Illuminating otoliths: New insights for life history of Balistes triggerfishes.

Abstract

Our understanding of fish life-history strategies is informed by key biological processes, such as growth, survival/mortality, recruitment and sexual maturation, used to characterize fish stocks (populations). Characterizing the life-history traits of fish populations requires the application of accurate age estimation for managed species. Grey triggerfish Balistes capriscus and queen triggerfish Balistes vetula are important reef-associated species for commercial and recreational fisheries in the Atlantic Ocean. Both species exhibit a unique reproductive strategy for large-bodied fisheries-targeted reef fishes in that they are nesting benthic spawners and invest substantial energy in defence and care of their benthic nests and fertilized eggs. Until recently, our understanding of the life-history strategies of triggerfishes assumed the main method used to obtain age estimates, increments counted from thin sections of the first dorsal spine, provided an accurate characterization of population age-based parameters.
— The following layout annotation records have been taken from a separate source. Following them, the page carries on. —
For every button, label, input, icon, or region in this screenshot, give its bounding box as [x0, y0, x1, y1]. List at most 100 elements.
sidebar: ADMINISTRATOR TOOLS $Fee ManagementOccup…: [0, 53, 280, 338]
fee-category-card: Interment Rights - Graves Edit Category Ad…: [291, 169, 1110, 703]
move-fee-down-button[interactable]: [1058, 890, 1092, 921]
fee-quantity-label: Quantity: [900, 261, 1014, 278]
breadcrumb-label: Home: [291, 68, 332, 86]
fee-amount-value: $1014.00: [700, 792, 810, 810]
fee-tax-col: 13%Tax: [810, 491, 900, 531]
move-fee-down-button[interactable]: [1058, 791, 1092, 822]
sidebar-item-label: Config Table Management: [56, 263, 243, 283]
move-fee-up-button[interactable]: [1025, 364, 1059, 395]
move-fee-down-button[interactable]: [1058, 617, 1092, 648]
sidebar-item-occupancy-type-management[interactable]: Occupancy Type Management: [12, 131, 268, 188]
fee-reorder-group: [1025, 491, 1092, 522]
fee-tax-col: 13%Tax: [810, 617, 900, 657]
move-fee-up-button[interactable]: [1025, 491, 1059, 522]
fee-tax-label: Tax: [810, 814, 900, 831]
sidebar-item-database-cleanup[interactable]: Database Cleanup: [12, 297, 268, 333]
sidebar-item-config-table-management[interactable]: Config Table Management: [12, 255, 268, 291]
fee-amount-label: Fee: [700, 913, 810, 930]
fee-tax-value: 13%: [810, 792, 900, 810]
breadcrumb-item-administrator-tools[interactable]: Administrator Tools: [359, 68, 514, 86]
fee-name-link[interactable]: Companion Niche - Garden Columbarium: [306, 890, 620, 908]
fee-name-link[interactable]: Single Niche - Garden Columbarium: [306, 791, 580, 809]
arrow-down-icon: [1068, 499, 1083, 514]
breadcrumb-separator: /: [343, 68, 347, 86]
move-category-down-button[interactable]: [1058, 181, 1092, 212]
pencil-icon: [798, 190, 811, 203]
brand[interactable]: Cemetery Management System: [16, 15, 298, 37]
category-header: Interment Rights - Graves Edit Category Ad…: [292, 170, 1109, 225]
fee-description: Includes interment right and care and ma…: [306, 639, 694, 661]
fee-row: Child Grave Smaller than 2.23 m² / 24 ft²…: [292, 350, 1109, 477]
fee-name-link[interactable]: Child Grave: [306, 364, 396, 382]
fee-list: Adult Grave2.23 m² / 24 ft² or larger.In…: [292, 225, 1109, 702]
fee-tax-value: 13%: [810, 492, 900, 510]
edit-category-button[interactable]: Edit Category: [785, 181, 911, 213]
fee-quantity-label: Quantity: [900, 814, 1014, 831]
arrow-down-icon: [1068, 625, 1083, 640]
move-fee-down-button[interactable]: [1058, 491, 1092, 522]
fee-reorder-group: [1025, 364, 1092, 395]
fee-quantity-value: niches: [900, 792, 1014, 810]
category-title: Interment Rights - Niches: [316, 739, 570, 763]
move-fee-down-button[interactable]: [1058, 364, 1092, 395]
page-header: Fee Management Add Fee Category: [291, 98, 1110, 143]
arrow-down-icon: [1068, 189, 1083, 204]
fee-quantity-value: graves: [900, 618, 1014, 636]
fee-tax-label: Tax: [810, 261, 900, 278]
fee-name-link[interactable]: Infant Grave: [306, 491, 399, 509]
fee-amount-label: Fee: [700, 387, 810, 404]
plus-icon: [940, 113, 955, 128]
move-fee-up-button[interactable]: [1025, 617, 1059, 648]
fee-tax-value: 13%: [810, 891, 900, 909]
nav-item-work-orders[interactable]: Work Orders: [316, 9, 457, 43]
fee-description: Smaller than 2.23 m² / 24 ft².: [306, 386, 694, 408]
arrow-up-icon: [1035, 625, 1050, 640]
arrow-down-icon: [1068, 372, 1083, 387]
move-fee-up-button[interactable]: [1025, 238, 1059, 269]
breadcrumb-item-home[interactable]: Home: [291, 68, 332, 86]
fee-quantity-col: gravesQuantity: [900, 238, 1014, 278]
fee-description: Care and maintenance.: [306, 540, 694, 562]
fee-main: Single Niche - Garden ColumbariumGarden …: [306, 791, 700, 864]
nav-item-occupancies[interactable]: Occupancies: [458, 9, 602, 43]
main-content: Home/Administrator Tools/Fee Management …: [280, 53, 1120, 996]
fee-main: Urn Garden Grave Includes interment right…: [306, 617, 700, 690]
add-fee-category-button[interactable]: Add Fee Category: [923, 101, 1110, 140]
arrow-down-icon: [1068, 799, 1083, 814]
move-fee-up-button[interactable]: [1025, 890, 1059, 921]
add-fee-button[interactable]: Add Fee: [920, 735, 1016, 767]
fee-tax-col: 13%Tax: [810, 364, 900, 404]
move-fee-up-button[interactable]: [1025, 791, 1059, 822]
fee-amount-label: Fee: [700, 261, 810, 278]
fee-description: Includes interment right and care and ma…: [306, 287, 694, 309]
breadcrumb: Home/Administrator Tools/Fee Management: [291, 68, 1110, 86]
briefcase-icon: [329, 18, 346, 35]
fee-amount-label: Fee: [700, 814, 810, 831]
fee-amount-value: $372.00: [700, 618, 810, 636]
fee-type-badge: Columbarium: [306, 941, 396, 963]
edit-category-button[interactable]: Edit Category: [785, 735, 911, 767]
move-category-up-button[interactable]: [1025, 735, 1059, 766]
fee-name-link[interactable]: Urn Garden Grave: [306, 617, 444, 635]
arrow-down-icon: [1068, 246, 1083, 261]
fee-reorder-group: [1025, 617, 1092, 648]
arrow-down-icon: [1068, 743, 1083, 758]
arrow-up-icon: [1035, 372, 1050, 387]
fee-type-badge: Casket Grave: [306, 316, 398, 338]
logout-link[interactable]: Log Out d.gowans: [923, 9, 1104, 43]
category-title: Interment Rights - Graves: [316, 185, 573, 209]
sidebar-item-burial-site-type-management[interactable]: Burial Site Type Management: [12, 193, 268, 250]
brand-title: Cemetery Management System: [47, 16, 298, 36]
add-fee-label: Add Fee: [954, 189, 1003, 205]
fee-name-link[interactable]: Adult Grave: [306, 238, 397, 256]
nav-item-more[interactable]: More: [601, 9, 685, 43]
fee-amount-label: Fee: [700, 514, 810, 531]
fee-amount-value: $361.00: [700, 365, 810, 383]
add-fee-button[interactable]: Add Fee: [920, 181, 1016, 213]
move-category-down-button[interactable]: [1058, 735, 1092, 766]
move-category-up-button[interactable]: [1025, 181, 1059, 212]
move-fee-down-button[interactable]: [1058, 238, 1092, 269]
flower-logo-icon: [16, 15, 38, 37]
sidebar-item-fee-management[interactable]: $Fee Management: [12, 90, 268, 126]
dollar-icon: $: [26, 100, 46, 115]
However, results from bomb radiocarbon validation studies on the two Balistes species demonstrated that spines do not provide accurate ages, but sagittal otoliths do. The main goal of the current study was to provide an updated understanding for triggerfish life-history strategies by using otolith-based age estimates to characterize population age structure and growth for grey triggerfish and queen triggerfish from waters of the south-eastern U.S. Atlantic. The current study is the first to report on sex-specific age and growth information for grey triggerfish using the Δ14 C-validated otolith-based age estimation method and the results indicate that the previous characterization of Balistes species as exhibiting moderately rapid growth and as relatively short-lived, based on spine-derived age estimates, are flawed. Otolith-based ages indicated that grey triggerfish and queen triggerfish are moderately slow-growing and long-lived species, attaining maximum ages of 21 and 40 years, respectively. Management efforts for triggerfishes should evaluate these new insights and incorporate the results of otolith-based age estimation into future population monitoring efforts.